Knowing the creators and owners
Sometimes the third-party provider who is selling you the SaaS application is not the creator of the technology or platform. If this is the case, what do you know of the creator and how the technology has been created? Consider the security aspects of design and whether this technology has secured itself, by design, against common threats and ramifications.
What is the IT stance of the service provider? Unfortunately, it’s all too common for a company to become overly dependent upon a SaaS application. Then, when the application goes down on the provider’s end, the company is left helpless. Your company should have an IT resiliency plan, and the provider should also have one. It’s key to check that they do.
Knowing who has access
Consider who can share information and how it is shared. Especially if your organization is under a regulatory framework, be careful that such actions don’t risk a breach of compliance. For example, if your organization uses Google Docs or Dropbox to share and store information cross-functionally, what sort of information is shared and what could happen if that information is exposed? If there is a breach or disruption to your SaaS application, what happens to your data? Does the provider keep any of your data transferred through their technology? If so, for what reason?
There may not be any right answers here—it’s just important to know exactly what level of risk your organization is putting itself under. If you identify any unnecessary avenues for sharing information, close them off. Best to be careful, rather than risk data loss and exposure.

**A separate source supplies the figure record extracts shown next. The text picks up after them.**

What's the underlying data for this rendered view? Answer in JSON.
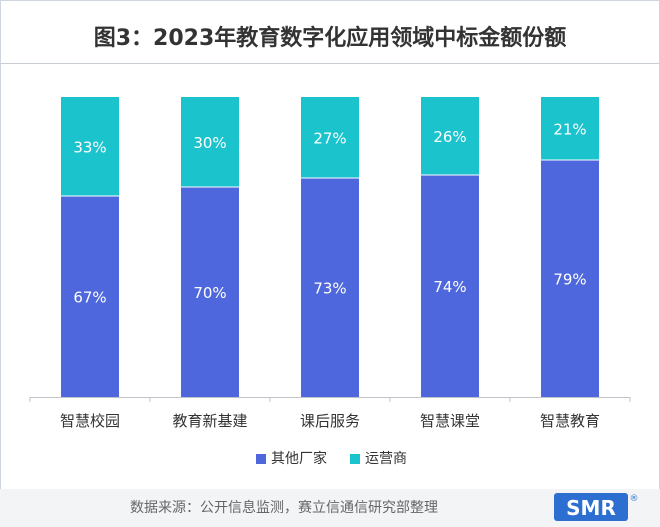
{
  "title": "图3：2023年教育数字化应用领域中标金额份额",
  "source": "数据来源：公开信息监测，赛立信通信研究部整理",
  "logo_text": "SMR",
  "colors": {
    "series1": "#4f67dc",
    "series2": "#1bc3cd",
    "axis": "#bfc4ca"
  },
  "chart_data": {
    "type": "bar",
    "stacked": true,
    "percent": true,
    "categories": [
      "智慧校园",
      "教育新基建",
      "课后服务",
      "智慧课堂",
      "智慧教育"
    ],
    "series": [
      {
        "name": "其他厂家",
        "values": [
          67,
          70,
          73,
          74,
          79
        ],
        "labels": [
          "67%",
          "70%",
          "73%",
          "74%",
          "79%"
        ],
        "color": "#4f67dc"
      },
      {
        "name": "运营商",
        "values": [
          33,
          30,
          27,
          26,
          21
        ],
        "labels": [
          "33%",
          "30%",
          "27%",
          "26%",
          "21%"
        ],
        "color": "#1bc3cd"
      }
    ],
    "ylim": [
      0,
      100
    ],
    "legend_position": "bottom",
    "grid": false
  }
}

What contractual aspects exist around who retains what data from your organization? Can the SaaS provider limit your access to your data due to a dispute? What if they go out of business? It’s paramount to put everything in writing, even service level agreements (SLAs).
Knowing who owns what responsibilities
Make sure your IT Disaster Recovery (DR) plan delineates between you and the SaaS provider the order of operations for execution and what to do if personnel are missing. Note all responsibilities in your DR playbook and share it with the provider. The best way to understand these intricacies is to test for a disruption scenario, executing your DR plan to be sure you can actually recover in a real event. Keep your SaaS provider abreast of your testing and ask to see their testing results.
Does your SaaS provider have a DR plan? Where is your data stored, exactly? How many of your SaaS applications share a common backend datacenter (AWS Zone 1, for example)? It is important to understand the architecture, so you have a complete picture of your risk profile.
Welcome to the age of the cloud
The widespread use and accessibility of the cloud has transformed the expectations of day-to-day business. Customers demand an always-on marketplace, which means the cloud isn’t something that’s going away. Now downtime is no longer an option, as it impacts the bottom line and reputation. For this reason, it’s best to embrace the cloud, but to do so cautiously to ensure everything remains secure against any and all threats. Never make a leap to the cloud without first laying out a strategy to get there (here’s a Forbes article I wrote on this subject).
Oftentimes, organizations that own the deployment and management of their cloud prefer to do so in their own datacenters, but this could present its own set of risks. The first step to closing security gaps is understanding that using cloud—any cloud—means you are using a third-party provider in some way. For example, if you have an AWS cloud, you’re in business with Amazon.
Cloud providers usually have the resources and bandwidth to properly manage the essential maintenance aspects and testing, given how this is their core business model and, thus, perform work in the cloud all day every day.
A small-to-medium-sized business, on the other hand, may only have a limited number of IT team members and resources. And these personnel may have other, more pressing responsibilities.
For this reason, many organizations are recognizing that cloud providers are more equipped to handle security, maintenance and testing of a cloud environment, so they are offloading more responsibilities to these providers with the goal of getting out of the datacenter business altogether.